This is the third column in a series on Paris 2024 by Mike Rowbottom. Mike sent me a note today and noted that he wanted to write about Kelvin Kiptum, and his terrible tragedy. 

News of Kelvin Kiptum’s death in a car accident near Eldoret on Sunday night has travelled across the world running like a chillwave.


Further waves have followed after the account given by Kiptum’s father of an earlier visit to his home by four anonymous men searching for his son. And the subsequent arrest of three people as part of an ongoing investigation…


What was set to be another annus mirabilis for the 24-year-old Kenyan who lowered the world record to 2hr 00min 35sec in Chicago last October has become something awfully different.


Would he have succeeded in his target of lowering the world record again, and perhaps even becoming the first runner to better two hours in a recognised marathon when he ran in Rotterdam in April?

Kelvin Kiptum, in his debut, became the #3 performer in marathon history for men, with his win in Valencia, photo by Valencia Marathon.


He had gone on record as saying he was capable of beating his Chicago time if all went well, adding: “And in that case, I will get close to the two-hour barrier, so why not aim to break it?”

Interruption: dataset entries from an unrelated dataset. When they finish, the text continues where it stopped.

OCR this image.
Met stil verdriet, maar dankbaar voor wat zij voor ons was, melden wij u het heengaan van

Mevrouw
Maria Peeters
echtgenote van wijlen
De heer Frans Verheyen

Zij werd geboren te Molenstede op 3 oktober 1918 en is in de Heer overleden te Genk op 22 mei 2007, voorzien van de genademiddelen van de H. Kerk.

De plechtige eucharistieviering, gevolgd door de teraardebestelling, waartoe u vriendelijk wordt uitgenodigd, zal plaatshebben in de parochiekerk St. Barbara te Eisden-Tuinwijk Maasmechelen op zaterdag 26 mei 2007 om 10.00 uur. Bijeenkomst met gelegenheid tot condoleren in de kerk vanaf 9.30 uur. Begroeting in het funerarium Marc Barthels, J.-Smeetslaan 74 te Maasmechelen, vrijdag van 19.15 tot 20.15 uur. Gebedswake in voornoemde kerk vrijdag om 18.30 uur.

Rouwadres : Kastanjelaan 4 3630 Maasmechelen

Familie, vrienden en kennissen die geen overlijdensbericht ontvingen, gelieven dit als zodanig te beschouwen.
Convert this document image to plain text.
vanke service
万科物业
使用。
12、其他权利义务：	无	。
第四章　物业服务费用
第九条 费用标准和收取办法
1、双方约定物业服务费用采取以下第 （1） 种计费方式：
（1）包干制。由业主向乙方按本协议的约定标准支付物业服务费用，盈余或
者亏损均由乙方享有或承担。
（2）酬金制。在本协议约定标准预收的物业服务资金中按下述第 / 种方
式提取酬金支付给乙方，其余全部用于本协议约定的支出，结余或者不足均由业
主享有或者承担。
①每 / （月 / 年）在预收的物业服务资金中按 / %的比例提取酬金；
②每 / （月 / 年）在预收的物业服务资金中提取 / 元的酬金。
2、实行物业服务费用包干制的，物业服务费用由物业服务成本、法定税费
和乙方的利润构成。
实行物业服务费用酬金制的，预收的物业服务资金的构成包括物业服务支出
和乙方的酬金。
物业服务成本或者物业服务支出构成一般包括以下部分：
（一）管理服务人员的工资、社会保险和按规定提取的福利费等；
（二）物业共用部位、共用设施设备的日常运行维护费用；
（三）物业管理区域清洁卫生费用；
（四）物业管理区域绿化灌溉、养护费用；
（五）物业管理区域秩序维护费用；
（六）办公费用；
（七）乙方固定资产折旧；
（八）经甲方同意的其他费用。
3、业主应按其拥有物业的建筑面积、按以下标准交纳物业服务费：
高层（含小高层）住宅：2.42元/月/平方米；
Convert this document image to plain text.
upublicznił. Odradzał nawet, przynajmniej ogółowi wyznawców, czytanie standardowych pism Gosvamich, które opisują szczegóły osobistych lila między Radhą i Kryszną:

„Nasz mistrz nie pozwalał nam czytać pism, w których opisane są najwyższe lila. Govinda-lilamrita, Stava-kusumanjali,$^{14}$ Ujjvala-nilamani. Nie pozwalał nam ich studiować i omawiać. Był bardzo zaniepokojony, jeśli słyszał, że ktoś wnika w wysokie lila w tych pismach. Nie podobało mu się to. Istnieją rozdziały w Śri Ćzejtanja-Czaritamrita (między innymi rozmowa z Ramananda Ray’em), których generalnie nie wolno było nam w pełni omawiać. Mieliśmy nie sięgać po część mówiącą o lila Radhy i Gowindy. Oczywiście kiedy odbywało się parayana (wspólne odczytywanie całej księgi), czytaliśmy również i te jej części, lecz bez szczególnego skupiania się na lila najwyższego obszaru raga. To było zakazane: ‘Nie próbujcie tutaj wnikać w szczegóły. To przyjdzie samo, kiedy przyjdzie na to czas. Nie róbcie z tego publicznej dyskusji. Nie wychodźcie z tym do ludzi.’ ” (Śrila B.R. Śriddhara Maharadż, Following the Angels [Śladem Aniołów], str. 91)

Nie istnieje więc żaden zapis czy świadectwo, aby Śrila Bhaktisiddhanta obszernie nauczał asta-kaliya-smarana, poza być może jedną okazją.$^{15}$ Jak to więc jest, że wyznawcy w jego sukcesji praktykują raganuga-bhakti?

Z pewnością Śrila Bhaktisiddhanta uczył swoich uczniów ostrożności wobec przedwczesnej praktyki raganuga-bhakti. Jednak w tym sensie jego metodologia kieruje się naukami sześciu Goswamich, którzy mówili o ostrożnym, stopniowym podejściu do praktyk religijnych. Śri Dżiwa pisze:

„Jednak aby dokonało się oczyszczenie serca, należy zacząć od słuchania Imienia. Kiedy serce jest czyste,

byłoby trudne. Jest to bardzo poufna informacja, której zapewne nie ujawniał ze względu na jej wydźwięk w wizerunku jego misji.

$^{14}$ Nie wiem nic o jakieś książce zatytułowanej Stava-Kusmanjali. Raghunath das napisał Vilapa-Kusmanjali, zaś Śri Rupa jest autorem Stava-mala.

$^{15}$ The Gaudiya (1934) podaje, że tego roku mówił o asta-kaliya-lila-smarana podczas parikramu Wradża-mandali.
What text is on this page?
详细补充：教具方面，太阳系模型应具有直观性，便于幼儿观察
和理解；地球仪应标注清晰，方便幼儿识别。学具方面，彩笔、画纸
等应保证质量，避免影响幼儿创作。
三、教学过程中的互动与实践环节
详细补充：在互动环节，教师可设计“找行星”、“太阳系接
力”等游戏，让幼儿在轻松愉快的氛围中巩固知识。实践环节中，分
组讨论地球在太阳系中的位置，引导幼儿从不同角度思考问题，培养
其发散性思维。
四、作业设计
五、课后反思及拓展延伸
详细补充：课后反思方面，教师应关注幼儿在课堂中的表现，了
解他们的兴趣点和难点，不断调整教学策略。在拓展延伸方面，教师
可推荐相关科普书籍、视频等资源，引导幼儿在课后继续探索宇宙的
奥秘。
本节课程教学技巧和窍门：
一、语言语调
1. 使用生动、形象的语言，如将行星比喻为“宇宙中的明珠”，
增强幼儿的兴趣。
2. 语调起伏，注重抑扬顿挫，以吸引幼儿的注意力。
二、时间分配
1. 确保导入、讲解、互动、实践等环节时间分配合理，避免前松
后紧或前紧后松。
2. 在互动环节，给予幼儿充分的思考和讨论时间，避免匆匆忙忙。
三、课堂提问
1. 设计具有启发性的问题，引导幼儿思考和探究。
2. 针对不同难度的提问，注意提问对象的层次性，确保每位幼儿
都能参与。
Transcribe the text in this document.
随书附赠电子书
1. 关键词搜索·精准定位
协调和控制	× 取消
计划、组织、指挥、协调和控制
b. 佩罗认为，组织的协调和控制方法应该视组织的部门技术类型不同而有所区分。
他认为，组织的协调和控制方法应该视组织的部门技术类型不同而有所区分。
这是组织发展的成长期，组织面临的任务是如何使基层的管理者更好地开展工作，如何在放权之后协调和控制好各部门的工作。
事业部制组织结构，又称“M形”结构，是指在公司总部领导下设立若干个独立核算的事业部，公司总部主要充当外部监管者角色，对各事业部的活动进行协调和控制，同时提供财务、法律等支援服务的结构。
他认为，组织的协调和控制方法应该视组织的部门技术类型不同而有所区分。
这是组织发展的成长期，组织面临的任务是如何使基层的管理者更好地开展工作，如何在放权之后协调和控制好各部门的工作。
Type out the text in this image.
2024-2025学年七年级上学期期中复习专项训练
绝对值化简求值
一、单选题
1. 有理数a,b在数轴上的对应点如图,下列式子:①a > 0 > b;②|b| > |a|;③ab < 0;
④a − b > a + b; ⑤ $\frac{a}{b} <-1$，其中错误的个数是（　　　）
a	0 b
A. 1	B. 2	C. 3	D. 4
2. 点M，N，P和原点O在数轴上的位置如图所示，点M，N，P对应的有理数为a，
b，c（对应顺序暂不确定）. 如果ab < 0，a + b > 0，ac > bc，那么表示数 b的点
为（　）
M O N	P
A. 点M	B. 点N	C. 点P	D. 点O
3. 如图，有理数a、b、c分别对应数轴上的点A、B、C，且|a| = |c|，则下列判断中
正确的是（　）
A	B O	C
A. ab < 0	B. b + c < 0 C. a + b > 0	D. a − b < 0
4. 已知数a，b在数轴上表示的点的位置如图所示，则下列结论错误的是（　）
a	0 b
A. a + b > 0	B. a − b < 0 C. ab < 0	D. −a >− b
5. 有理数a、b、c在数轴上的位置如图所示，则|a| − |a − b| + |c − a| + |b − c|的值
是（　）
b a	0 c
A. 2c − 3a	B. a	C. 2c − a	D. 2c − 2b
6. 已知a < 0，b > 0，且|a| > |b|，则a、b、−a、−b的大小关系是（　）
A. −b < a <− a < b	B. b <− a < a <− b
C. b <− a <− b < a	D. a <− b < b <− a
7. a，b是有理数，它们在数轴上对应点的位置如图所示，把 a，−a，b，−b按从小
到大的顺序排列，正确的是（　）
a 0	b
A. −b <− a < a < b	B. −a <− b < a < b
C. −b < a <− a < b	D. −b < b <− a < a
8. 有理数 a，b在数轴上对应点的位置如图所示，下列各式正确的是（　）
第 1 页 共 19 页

And having broken the world record held by his illustrious fellow countryman Eliud Kipchoge, would he have gone on to succeed him as Olympic champion in Paris?


Such was Kiptum’s level of performance in winning his first three marathons – in Valencia on December 4, 2022, when he recorded the fastest ever debut time of 2:01:53, in London last year, when he set a course record of 2:01:53, and then Chicago – that the sport was energised by the possibility that he could achieve such lofty ambitions.


Now, we will never know.

Kelvin Kitum, TCS London Marathon
London, England, United Kingdom
April 23, 2023, photo by Kevin Morris

Less than two months before the car which Kiptum was driving crashed on the Kaptagat-to-Eldoret highway, killing him and the man who had coached him since he was 14, Gervais Hakizimana, he had spoken quietly and with a trace of humour in Monaco on the day before the Athlete of the Year awards.


He made his progress on the roads seem simple and inevitable as he explained how, as a humble herdsman of the family cattle In Chepsamo village in Chepkorio, 30km from Eldoret in the Rift Valley, he had begun to take to the trails and roads where he saw others, notably the Rwandan-born Hakizimana, running, many of them with bare feet.


“I began training with Gervais when I was still at school when I was 14,” he said. “He was training alone in my village. That’s why I went to him after school to begin training. And I was able to get to an excellent level.

Kelvin Kitum, TCS London Marathon
London, England, United Kingdom
April 23, 2023, photo by Kevin Morris

“I was a herdsman, yes, for many years. It was my life, as it was for a lot of others. But I had to find time for my running.


“It was difficult to train in track,” he added. “I had no track to train on.


“I got into road running, half marathon, 10km.  And always, I was training with a group of marathon runners. So, I ended up running marathons.”


Asked if he would like to run on the track, he responded with a gentle smile: “No.”


“No spikes? You’ve never had spikes?”




“Never? Never run on a track, ever?”


He confirmed patiently that this was indeed the case. Running, for him, had always been about trails, hills – and roads.

Kelvin Kiptum flies through the streets of Chicago, photo by Kevin Morris

In talking about his ambitions, Kiptum echoed the open-ended comments made in recent years by Kipchoge, who turned 39 on November 5.


“I’m not afraid of setting these goals,” Kiptum announced. “There’s no limit to human energy.”


It is a measure of what this young father-of-two achieved in his short career that plans are now being laid in his native country to give him a State Funeral.


Meanwhile, Athletics Kenya has posted on X to say it will cancel African Games trials set for February 16 and 17 at the Nyayo National Stadium “in honour of the late marathon world record holder Kelvin Kiptum.”

Kelvin Kiptum, new WR holder; Sifan Hassan, new ER record holder, photo by Kevin Morris

Travelling back from Monaco, I shared a mini-bus to Nice Airport with Kiptum and his manager. As he wheeled his suitcase into the Terminal, I wondered how many people milling around the entrance had realised what an extraordinary talent was making his way past.


Before we parted company, I asked him where he was headed next. He said Nairobi.


I wished him good luck. And saw, again and for the last time, that gentle smile.